Kenyl Arkies marque une pause. Voilà le fond du problème. Il est là, le test ultime de sa liberté qu’il dit lui offrir mais qui a bien sûr ses limites. D’instinct, il voudrait lui dire que les choses ne sont pas si simples, qu’elle est jeune et naïve, qu’elle ne connaît pas les histoires terribles qui remplissent les livres d’histoire de l’Empire, les complots, les trahisons fraternelles, les assassinats. Les Grandes Maisons ne sont pas de simples Maison Impériales qui règnent sur un système spatial, encore moins des Clans qui n’ont pour toute richesse que quelques planètes au mieux. Non, les Grandes Maison de l’Empire sont des nations bien plus vastes, bien plus puissantes, bien plus riches et tout ceci fait aisément vaciller les esprits. Si tu savais ma fille ce que j’ai vu de mes yeux, mon propre frère qui a tenté de mettre fin à mes jours alors que j’allais accéder à la tête de la Maison et que j’ai dû faire enfermer moi-même pour ne pas avoir à le tuer. Crois-tu que j’ai privé ta mère de la joie d’avoir ses fils auprès d’elle par quelque jeu pervers de la voir souffrir ? Penses-tu que je n’ai pas été blessé moi aussi d’avoir abandonné mes enfants dans le seul but de protéger ton existence ? Tu es ma préférée, tu l’as toujours été, tout le monde le sait. Mais cela n’enlève rien à la douleur des choix qui ont été les miens. Tu apprendras toi aussi, et le besoin de ce genre de décisions et le prix à payer. Que les Galaxies fasse que ce soit le plus tard possible, ma douce Célia, mais cela viendra, soit en sûre.

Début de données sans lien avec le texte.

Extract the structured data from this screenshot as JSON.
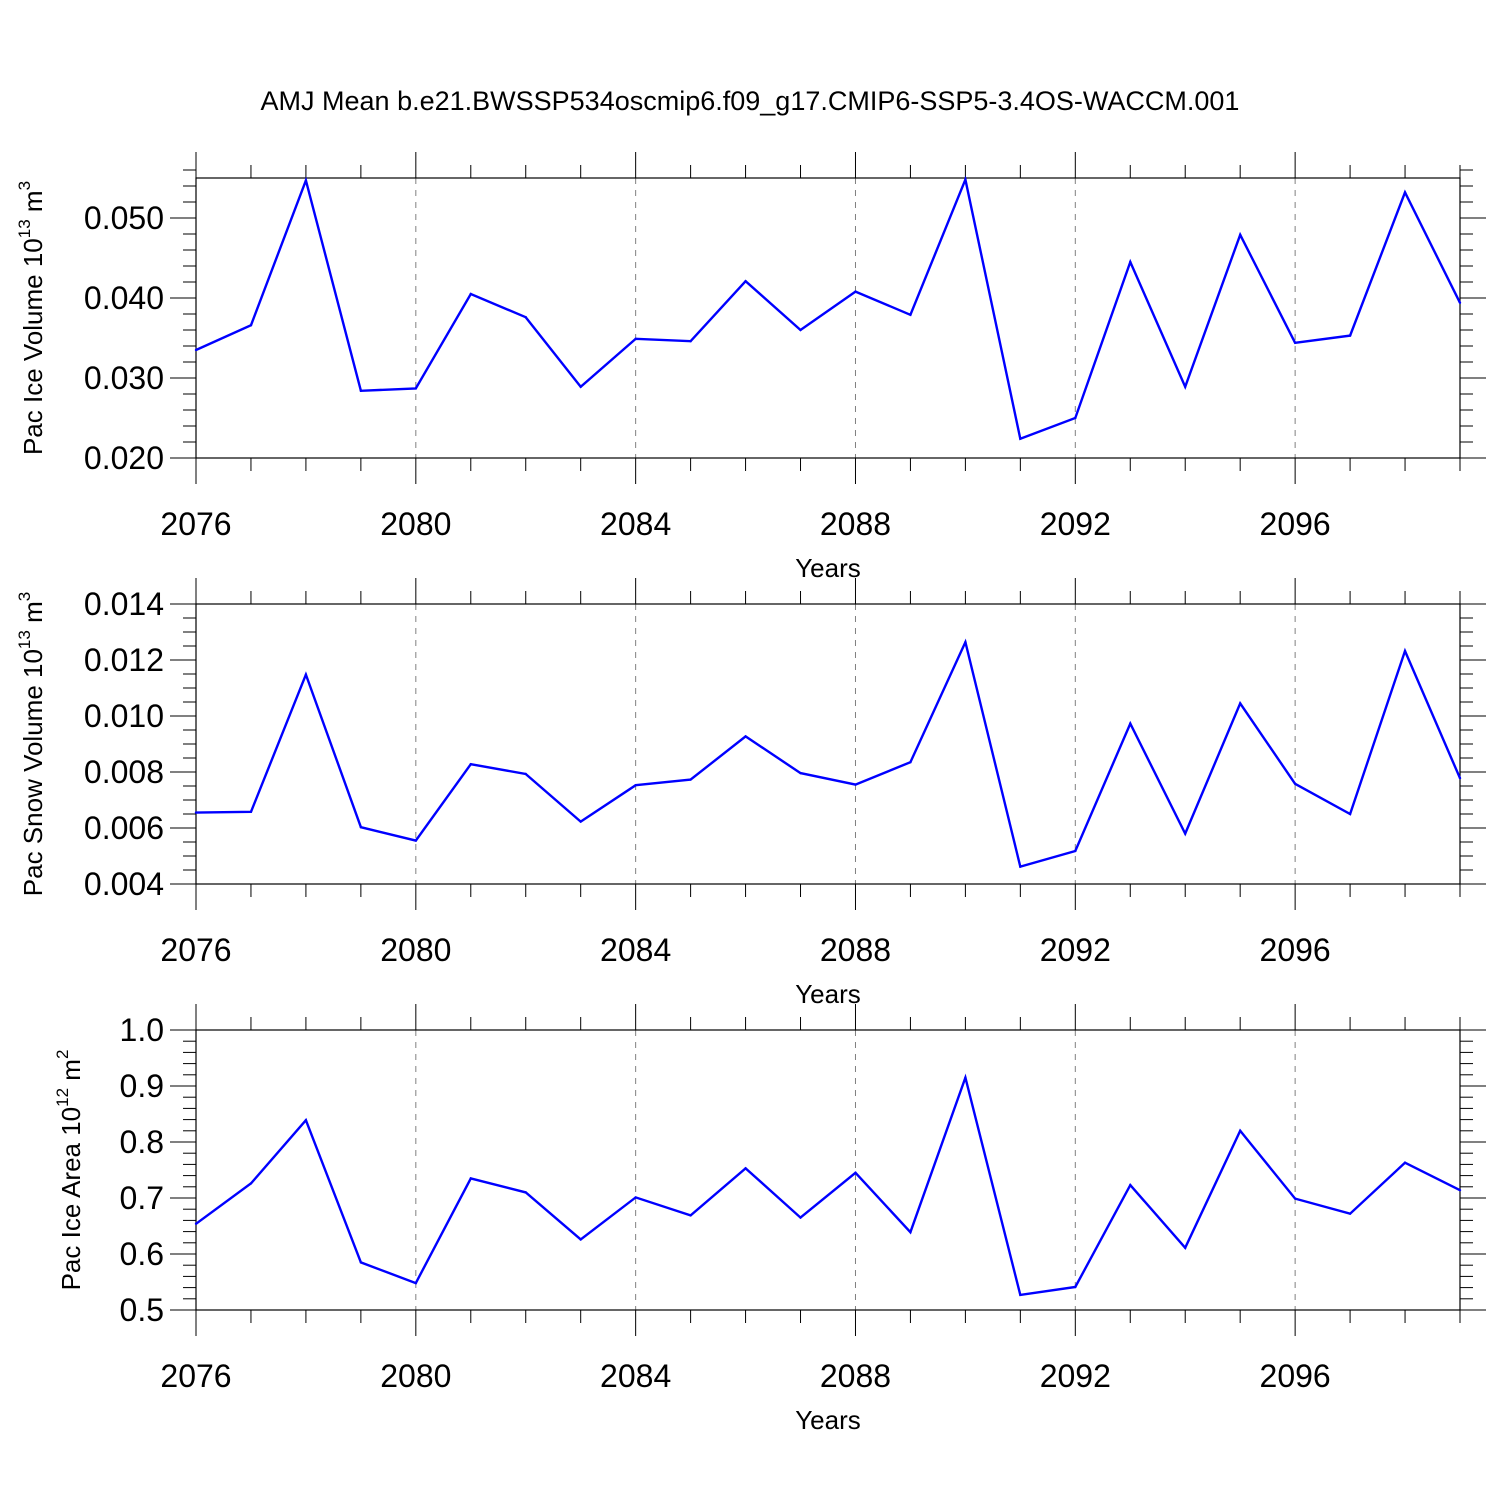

« Nous verrons le temps venu, ma fille. »
Célia hoche la tête, consciente de tout ce que sous-entend la réponse de son géniteur, le non-dit de son opposition qu’il n’a pas le courage de formuler tout haut. Elle sera le seigneur de la Maison Arkies un jour, et ce jour là, comme le dit son père, nous verrons.